No caso de José Augusto Morelli, o mesmo afirma que após aplicar uma multa ao então deputado federal Jair Bolsonaro em 2012, nunca mais teria participado de nada relevante no Ibama, alegando perseguição que teria resultado na perda de dois cargos de chefia e uma série de boicotes ao seu nome dentro do órgão.

Em 2012, Morelli ocupava o cargo comissionado de chefe do Centro de Operações Aéreas do Ibama. Enquanto realizava uma patrulha na estação ecológica de Tamoios, uma área protegida em Angra dos Reis (RJ), encontrou Jair Bolsonaro pescando em um local proibido. Bolsonaro se recusou a sair do local, recebendo por isso uma multa de R$10 mil reais. A própria multa depois foi anulada, não havendo nenhum desdobramento legal do caso.

Nestas eleições os quatro envolvidossão candidatos a deputado federal – Ricardo Galvão pela REDE-SP, Alexandre Saraiva pelo PSB-RJ, Roberto Cabral e José Augusto Morelli pela REDE-DF.

Além das candidaturas, o que esses quatro casos têm em comum é a não atuação na política institucional, ou seja, nunca ocuparam cargos partidários ou eletivos anteriormente. Mesmo assim, possuem um grande prestígio nas atividades desenvolvidas em suas carreiras profissionais e técnicas como servidores públicos. Soma-se a isso a atuação em defesa do meio ambiente, uma pauta central para se discutir no Brasil.

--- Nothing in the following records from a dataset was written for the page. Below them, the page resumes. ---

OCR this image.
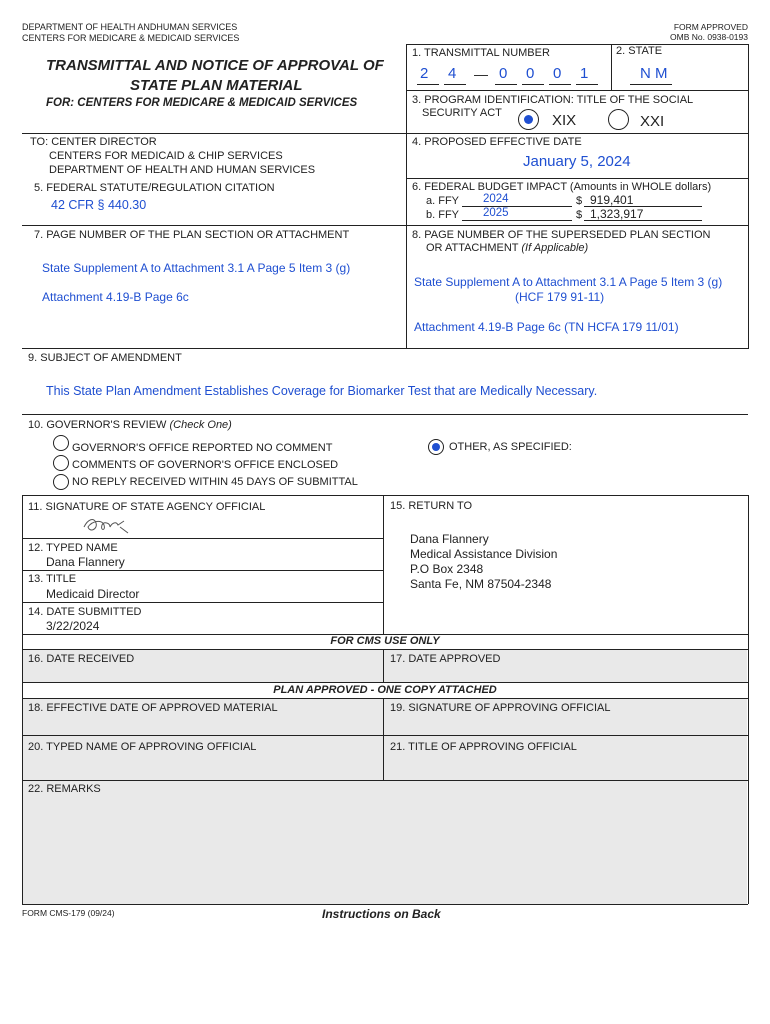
DEPARTMENT OF HEALTH ANDHUMAN SERVICES
CENTERS FOR MEDICARE & MEDICAID SERVICES
FORM APPROVED
OMB No. 0938-0193
TRANSMITTAL AND NOTICE OF APPROVAL OF
STATE PLAN MATERIAL
FOR: CENTERS FOR MEDICARE & MEDICAID SERVICES
1. TRANSMITTAL NUMBER
2 4 — 0 0 0 1
2. STATE
N M
3. PROGRAM IDENTIFICATION: TITLE OF THE SOCIAL
SECURITY ACT	XIX	XXI
TO: CENTER DIRECTOR
CENTERS FOR MEDICAID & CHIP SERVICES
DEPARTMENT OF HEALTH AND HUMAN SERVICES
4. PROPOSED EFFECTIVE DATE
January 5, 2024
5. FEDERAL STATUTE/REGULATION CITATION
42 CFR § 440.30
6. FEDERAL BUDGET IMPACT (Amounts in WHOLE dollars)
a. FFY 2024	$ 919,401
b. FFY 2025	$ 1,323,917
7. PAGE NUMBER OF THE PLAN SECTION OR ATTACHMENT
State Supplement A to Attachment 3.1 A Page 5 Item 3 (g)
Attachment 4.19-B Page 6c
8. PAGE NUMBER OF THE SUPERSEDED PLAN SECTION
OR ATTACHMENT (If Applicable)
State Supplement A to Attachment 3.1 A Page 5 Item 3 (g)
(HCF 179 91-11)
Attachment 4.19-B Page 6c (TN HCFA 179 11/01)
9. SUBJECT OF AMENDMENT
This State Plan Amendment Establishes Coverage for Biomarker Test that are Medically Necessary.
10. GOVERNOR'S REVIEW (Check One)
GOVERNOR'S OFFICE REPORTED NO COMMENT
COMMENTS OF GOVERNOR'S OFFICE ENCLOSED
NO REPLY RECEIVED WITHIN 45 DAYS OF SUBMITTAL
OTHER, AS SPECIFIED:
11. SIGNATURE OF STATE AGENCY OFFICIAL	15. RETURN TO
Dana Flannery
Medical Assistance Division
P.O Box 2348
Santa Fe, NM 87504-2348
12. TYPED NAME
Dana Flannery
13. TITLE
Medicaid Director
14. DATE SUBMITTED
3/22/2024
FOR CMS USE ONLY
16. DATE RECEIVED	17. DATE APPROVED
PLAN APPROVED - ONE COPY ATTACHED
18. EFFECTIVE DATE OF APPROVED MATERIAL	19. SIGNATURE OF APPROVING OFFICIAL
20. TYPED NAME OF APPROVING OFFICIAL	21. TITLE OF APPROVING OFFICIAL
22. REMARKS
FORM CMS-179 (09/24)	Instructions on Back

Em uma eleição onde há uma grande rejeição ao governo, candidatos notoriamente contrários à sua pauta anti ambiental e, ainda, com casos midiáticos de embate direto com Bolsonaro, podem captar um ganho político, obtendo sucesso eleitoral. Tratam-se de quatro nomes com grande conhecimento em suas áreas e que, caso eleitos, certamente atuarão para defender as pautas ligadas ao meio ambiente no Congresso Nacional.

 

Icaro Engler é doutor em Ciência Política pela Universidade Federal do Rio Grande do Sul e atualmente é professor do Departamento de Ciências Sociais da Universidade Federal de Viçosa.